Ce rendez-vous s’inscrit dans le cadre du projet Citoyenneté Active et Gouvernance Ouverte au Tchad (CAGOT), financé par l’Union européenne et mis en œuvre par l’Association des Artistes pour le Développement et l’Éducation aux Droits Humains, le Cadre de Concertation et d’Échange pour la Consolidation de la Paix ainsi que l’Association Cœur Blanc. Ensemble, ces organisations ont lancé un appel fort : rendre la gestion des terres plus inclusive, participative et alignée sur les principes du Partenariat pour un Gouvernement Ouvert (PGO).
Le forum a réuni trente-cinq participants représentant l’ensemble des composantes sociales du Mandoul : autorités locales, Organisations de la Société Civile, Organisations Communautaires de Base, services techniques, leaders traditionnels, femmes, jeunes et partenaires de développement.

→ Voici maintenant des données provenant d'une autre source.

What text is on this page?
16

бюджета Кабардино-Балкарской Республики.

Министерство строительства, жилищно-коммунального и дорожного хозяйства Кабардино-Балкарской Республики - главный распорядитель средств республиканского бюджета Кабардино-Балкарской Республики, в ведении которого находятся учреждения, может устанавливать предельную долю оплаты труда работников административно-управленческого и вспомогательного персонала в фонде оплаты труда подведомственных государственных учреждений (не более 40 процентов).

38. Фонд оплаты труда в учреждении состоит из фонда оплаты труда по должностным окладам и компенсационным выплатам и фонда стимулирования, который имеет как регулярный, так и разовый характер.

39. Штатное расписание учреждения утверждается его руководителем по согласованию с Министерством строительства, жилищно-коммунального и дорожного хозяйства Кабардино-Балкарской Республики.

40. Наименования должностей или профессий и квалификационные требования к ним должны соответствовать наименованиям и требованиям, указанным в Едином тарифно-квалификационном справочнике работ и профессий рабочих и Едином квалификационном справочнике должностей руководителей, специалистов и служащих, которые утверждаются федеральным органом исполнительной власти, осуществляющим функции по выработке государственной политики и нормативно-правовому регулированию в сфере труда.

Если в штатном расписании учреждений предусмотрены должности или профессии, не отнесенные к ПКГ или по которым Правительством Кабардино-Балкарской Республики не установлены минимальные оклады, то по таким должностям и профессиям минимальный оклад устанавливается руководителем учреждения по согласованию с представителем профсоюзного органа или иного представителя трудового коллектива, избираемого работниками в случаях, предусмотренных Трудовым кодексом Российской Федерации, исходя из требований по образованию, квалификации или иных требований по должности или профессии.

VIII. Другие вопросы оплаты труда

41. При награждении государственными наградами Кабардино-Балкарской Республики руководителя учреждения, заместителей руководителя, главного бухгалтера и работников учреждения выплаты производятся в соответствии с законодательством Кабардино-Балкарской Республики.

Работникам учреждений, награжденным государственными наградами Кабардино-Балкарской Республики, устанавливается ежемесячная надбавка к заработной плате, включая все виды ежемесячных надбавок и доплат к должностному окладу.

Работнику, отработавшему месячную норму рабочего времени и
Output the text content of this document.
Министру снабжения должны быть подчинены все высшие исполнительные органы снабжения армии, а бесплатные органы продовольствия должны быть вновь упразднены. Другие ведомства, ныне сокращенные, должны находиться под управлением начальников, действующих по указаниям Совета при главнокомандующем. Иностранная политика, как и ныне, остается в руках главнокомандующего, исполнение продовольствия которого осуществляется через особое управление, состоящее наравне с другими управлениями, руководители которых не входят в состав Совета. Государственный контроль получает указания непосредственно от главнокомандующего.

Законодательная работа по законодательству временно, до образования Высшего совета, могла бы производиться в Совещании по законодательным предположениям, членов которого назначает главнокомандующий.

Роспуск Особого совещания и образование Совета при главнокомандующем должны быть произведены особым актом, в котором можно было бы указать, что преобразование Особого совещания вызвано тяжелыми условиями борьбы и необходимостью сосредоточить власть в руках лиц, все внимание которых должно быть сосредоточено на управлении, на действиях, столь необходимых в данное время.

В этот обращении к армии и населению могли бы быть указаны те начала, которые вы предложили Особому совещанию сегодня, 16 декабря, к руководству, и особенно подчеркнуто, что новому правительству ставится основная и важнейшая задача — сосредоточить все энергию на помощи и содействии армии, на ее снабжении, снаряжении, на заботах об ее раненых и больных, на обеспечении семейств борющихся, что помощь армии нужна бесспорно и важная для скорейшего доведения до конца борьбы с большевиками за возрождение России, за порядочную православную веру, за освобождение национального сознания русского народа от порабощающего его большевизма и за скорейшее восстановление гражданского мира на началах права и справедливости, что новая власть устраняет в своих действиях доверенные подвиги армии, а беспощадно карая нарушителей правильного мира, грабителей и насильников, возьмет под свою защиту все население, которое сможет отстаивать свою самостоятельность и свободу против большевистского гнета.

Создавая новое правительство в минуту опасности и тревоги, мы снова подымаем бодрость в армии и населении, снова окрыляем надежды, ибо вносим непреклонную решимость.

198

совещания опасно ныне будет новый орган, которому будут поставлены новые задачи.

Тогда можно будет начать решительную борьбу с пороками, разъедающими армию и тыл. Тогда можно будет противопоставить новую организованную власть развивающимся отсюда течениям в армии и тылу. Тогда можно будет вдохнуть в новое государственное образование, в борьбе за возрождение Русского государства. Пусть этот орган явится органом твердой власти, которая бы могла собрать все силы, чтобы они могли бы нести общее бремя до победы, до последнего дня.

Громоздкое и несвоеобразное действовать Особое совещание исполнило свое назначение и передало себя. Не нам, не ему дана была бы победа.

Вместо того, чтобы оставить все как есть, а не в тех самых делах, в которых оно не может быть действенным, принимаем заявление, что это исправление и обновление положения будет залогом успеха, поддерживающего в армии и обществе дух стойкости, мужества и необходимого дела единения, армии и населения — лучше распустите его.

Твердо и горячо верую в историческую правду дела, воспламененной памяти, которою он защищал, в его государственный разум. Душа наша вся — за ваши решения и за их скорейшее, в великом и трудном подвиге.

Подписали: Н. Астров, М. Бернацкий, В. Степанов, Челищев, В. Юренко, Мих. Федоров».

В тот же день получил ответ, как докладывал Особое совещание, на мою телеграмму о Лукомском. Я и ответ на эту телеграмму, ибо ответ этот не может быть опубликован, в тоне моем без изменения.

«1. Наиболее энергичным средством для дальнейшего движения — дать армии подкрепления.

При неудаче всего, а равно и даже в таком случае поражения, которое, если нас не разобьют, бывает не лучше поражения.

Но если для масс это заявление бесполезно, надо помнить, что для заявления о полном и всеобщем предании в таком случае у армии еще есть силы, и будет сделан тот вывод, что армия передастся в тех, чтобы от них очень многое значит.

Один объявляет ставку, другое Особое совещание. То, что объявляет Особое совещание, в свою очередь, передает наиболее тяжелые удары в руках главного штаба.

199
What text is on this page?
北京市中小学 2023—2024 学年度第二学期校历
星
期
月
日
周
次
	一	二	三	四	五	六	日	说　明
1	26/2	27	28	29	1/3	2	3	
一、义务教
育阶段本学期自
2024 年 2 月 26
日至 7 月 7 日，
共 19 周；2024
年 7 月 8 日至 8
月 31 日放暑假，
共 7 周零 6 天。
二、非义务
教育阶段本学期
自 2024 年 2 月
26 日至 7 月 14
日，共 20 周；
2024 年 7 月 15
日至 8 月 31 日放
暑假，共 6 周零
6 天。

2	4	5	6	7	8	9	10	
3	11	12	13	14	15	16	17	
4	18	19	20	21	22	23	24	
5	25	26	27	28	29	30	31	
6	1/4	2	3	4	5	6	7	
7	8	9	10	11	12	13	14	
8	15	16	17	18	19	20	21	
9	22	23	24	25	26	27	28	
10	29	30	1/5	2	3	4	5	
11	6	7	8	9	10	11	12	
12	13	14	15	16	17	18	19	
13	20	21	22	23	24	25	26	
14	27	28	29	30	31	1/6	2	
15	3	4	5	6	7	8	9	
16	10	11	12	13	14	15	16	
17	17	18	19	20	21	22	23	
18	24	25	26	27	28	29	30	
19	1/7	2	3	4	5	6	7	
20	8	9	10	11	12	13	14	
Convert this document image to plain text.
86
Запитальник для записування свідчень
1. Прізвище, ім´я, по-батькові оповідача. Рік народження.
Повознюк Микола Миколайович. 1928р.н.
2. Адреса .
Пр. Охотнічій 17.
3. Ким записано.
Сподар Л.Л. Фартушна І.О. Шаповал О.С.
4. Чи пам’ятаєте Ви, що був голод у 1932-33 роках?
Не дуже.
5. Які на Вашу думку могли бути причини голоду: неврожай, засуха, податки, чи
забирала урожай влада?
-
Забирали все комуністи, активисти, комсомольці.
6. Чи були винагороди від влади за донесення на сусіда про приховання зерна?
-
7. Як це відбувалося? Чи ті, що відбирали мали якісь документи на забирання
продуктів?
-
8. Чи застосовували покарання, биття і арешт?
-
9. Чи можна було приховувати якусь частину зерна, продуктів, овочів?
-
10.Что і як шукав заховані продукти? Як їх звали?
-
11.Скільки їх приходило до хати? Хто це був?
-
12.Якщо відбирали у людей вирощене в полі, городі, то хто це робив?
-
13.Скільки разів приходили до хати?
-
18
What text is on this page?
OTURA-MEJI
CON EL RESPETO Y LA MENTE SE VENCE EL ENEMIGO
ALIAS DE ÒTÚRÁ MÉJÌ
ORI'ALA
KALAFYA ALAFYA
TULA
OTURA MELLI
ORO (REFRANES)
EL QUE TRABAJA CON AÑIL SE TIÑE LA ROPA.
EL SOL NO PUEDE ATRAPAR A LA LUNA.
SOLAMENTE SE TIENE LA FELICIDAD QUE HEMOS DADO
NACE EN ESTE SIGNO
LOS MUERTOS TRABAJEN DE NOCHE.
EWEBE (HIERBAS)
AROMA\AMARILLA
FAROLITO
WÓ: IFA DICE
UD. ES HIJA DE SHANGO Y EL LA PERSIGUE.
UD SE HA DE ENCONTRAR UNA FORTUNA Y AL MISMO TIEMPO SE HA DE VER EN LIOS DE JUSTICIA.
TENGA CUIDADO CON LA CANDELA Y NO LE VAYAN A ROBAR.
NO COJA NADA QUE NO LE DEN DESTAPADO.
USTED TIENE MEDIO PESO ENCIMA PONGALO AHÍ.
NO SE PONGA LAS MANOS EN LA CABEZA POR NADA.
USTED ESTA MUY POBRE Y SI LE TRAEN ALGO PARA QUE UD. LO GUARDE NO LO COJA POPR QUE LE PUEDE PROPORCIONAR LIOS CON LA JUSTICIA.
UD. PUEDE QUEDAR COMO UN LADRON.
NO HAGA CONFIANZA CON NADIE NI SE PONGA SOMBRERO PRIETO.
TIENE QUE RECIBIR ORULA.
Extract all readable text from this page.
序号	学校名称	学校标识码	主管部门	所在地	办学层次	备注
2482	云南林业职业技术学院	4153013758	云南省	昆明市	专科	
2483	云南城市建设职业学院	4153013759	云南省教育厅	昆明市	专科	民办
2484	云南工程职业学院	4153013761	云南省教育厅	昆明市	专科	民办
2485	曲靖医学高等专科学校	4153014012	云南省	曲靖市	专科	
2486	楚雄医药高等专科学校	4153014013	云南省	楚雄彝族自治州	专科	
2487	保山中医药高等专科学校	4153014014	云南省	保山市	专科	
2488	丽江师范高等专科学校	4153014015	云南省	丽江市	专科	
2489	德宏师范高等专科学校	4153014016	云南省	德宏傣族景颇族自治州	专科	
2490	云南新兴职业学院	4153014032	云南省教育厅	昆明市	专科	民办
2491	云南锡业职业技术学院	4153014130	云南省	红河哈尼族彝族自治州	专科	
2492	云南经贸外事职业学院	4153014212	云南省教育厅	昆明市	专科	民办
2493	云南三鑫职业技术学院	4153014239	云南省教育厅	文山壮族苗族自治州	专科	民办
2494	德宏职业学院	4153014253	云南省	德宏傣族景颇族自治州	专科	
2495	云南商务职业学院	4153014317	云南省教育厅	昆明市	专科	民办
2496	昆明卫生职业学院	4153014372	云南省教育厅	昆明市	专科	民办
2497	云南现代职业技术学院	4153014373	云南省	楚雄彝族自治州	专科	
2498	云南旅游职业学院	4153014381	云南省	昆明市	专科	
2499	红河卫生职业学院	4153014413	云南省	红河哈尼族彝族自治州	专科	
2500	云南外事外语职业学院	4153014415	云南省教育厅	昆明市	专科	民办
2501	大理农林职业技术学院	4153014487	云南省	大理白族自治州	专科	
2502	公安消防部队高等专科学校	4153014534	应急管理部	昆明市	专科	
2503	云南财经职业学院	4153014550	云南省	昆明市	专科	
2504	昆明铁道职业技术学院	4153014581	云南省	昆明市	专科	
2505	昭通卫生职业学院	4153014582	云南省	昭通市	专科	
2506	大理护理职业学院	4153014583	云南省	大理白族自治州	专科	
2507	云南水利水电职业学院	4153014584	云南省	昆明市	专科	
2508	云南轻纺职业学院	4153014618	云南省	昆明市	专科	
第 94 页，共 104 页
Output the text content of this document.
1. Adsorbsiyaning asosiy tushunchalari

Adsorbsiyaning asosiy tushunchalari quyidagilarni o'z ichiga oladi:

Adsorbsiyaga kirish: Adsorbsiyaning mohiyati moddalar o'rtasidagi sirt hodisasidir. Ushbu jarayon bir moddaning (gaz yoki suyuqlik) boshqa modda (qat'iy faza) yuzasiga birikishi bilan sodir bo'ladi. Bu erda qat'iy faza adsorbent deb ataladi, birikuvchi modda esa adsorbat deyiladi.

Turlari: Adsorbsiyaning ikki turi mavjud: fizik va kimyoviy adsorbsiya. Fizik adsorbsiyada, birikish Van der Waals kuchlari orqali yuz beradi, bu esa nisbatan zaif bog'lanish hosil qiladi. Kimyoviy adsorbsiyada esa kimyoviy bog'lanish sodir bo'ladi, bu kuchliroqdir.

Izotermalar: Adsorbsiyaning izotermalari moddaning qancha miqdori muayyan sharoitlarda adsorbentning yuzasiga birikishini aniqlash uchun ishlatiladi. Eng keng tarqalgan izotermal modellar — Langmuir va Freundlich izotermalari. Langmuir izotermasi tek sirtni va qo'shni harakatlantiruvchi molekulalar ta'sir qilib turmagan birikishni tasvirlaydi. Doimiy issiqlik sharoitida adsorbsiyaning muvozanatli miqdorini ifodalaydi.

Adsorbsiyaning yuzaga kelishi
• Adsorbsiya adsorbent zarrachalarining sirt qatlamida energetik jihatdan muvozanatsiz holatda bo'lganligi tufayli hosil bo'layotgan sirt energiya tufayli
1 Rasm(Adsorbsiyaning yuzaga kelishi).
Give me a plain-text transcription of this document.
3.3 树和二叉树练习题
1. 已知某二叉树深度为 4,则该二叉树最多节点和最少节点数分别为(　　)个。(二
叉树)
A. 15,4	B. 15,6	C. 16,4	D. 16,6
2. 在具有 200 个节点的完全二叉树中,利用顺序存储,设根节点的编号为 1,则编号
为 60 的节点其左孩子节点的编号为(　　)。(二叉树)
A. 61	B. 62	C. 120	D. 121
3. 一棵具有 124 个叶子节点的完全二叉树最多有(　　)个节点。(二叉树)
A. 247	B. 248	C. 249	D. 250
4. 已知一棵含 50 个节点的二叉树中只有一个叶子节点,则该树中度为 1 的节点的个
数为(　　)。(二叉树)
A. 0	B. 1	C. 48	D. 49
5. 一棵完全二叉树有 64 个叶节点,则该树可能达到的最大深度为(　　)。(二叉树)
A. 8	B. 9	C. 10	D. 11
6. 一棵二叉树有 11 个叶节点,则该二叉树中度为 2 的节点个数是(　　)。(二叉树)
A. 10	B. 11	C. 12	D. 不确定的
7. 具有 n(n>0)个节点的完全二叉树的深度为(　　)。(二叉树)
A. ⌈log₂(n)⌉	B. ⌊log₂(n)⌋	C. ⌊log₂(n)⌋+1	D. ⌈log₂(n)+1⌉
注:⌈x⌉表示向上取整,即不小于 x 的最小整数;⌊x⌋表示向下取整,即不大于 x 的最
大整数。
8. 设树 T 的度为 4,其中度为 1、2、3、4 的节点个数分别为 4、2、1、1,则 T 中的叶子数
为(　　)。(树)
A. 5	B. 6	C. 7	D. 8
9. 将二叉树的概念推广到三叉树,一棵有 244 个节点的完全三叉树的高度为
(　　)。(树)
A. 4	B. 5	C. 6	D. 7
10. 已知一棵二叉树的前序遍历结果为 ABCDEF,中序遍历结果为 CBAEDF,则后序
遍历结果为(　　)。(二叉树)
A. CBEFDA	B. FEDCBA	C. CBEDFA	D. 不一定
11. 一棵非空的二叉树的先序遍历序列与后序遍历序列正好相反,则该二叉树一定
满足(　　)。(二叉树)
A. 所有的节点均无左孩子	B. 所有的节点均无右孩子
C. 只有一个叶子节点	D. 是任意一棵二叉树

Objectif : construire une plateforme d’échanges permettant d’identifier les défis actuels, de prévenir les conflits communautaires et de proposer des pistes réalistes pour une gouvernance foncière transparente.
Pour les organisateurs, il s’agit avant tout de « redonner la parole aux communautés et d’ancrer une culture de gestion ouverte des ressources ». Un enjeu crucial dans une région où le foncier, au cœur des dynamiques économiques et sociales, suscite régulièrement des tensions.
Au terme des discussions, les participants ont formulé plusieurs recommandations visant à renforcer la cohésion sociale, améliorer l’accès à l’information publique et encourager la participation citoyenne dans la prise de décision.
Ce forum constitue ainsi un pas significatif vers l’adhésion officielle du Mandoul au Partenariat pour un Gouvernement Ouvert, une démarche qui pourrait transformer durablement la manière dont les affaires publiques sont gérées localement.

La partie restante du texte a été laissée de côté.